Close behind: Bong Joon Ho
Bong Joon Ho is the person all the other famous people want to meet this awards season. It's hard to find anyone who doesn't think Parasite is a work of genius, and while it's a lock for the International Feature category it seems incredibly possible that the Academy could honor it elsewhere by handing this to Director Bong.

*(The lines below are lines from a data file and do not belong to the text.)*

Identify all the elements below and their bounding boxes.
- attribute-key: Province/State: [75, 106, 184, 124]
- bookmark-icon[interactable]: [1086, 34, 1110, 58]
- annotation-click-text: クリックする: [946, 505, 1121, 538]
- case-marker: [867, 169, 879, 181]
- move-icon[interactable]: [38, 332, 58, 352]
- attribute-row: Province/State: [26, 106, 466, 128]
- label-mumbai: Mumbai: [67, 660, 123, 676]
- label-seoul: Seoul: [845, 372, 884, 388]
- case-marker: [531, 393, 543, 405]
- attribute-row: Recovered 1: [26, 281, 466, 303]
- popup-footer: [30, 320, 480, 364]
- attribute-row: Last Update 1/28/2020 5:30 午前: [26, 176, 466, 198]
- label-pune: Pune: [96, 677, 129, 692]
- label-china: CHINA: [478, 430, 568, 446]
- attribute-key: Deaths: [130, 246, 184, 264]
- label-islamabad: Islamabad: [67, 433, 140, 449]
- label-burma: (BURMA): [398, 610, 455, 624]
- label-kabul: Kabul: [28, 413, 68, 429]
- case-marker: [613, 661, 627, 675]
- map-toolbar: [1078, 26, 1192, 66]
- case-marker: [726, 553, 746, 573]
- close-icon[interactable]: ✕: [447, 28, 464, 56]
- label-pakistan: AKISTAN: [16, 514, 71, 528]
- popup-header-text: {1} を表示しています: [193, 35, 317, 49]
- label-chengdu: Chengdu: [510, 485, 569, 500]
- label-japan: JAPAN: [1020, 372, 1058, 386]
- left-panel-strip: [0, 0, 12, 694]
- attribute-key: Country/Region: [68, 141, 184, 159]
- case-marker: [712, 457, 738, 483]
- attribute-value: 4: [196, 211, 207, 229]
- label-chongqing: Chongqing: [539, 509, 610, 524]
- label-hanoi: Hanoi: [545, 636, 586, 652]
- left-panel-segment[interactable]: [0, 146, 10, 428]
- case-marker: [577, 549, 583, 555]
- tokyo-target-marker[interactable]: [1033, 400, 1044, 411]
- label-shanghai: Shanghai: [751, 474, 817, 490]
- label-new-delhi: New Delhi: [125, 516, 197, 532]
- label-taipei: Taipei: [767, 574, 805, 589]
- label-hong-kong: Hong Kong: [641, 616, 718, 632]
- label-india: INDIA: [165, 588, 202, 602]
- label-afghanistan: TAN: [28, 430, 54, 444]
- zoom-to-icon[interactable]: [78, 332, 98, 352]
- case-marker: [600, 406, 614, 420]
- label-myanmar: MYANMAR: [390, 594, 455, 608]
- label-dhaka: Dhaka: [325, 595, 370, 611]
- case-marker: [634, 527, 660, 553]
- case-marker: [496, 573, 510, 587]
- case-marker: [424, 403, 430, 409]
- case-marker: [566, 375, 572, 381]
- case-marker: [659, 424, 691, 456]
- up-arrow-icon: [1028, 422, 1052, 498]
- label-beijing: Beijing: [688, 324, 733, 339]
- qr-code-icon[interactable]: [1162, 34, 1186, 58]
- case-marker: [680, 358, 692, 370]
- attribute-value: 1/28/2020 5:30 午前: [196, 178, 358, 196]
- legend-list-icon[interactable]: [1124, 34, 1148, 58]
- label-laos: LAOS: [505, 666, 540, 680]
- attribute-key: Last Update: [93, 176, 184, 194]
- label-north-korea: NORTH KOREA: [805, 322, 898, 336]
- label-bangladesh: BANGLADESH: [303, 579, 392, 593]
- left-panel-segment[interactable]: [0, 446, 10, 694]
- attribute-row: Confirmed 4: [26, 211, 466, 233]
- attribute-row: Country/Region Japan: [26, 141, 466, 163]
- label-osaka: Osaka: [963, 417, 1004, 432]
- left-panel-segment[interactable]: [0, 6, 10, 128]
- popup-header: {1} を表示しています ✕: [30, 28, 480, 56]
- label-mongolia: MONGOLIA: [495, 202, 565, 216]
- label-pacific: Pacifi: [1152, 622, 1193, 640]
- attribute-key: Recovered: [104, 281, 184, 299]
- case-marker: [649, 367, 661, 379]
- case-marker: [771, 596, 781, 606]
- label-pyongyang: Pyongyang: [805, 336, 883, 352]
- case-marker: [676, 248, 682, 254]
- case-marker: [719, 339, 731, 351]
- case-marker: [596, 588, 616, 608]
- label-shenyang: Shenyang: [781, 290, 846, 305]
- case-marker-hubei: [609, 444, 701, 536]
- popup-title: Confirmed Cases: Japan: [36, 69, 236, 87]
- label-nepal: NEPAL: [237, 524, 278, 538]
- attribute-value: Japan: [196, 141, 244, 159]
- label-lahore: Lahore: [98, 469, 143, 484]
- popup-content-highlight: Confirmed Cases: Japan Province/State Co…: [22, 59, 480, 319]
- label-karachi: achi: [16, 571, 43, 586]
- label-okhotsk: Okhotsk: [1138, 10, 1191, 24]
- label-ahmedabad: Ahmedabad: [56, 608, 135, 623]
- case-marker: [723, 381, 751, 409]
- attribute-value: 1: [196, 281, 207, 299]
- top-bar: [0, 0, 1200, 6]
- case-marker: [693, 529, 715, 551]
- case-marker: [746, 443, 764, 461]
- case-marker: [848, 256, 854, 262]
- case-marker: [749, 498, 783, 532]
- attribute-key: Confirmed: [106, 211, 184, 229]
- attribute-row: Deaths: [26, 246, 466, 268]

The other options: Quentin Tarantino
Earlier in the year, I believed this was QT's to lose. Once Upon a Time...in Hollywood feels like the movie Tarantino has long been building toward. It combines so many of his obsessions -- pop culture ephemera, kung fu, alternate history -- that it acts almost as a summation of his career. At the same time it's also one of his most considered works, which reserves its outburst of violence until the very end and spends long scenes languishing in his recreation of 1969. Another reason why Tarantino might take this? OUATIH is possibly one of his last films. He's said he's stopping after the next one, and who knows if that will be as good. (Also, it may be a Star Trek movie.)
Martin Scorsese
On the other hand: Maybe it's Marty! Scorsese's work in The Irishman will be a hit with a lot of voters. It's a master returning to the genre of his defining works, experimenting with ambitious technology, and doing some self examination in the process. He finally won an Oscar for The Departed, but his peers might find reason to honor him again for new one.
Todd Phillips
And, finally, there's Todd Phillips. Joker entered the season as the most controversial movie and has barreled through to being the most nominated film. Joker most certainly isn't for everyone, but it's hard to deny that it doesn't hold some sway over the Academy.
Snubs
Greta. Gerwig. Gerwig's exclusion is the one that stings the most given the Directors Branch's persistent refusal to nominate women in the category. Her partner Noah Baumbach -- who once seemed like a sure thing -- was also left out for Marriage Story, though I expected that given that he didn't get a Globe or Directors Guild nomination. Lastly, Jojo Rabbit's Taika Waititi was nominated by the DGA, but shut out here.
(P.S. Here are some other women that directed amazing films this year: Lulu Wang, Mati Diop, Marielle Heller, Alma Har'el, Céline Sciamma.)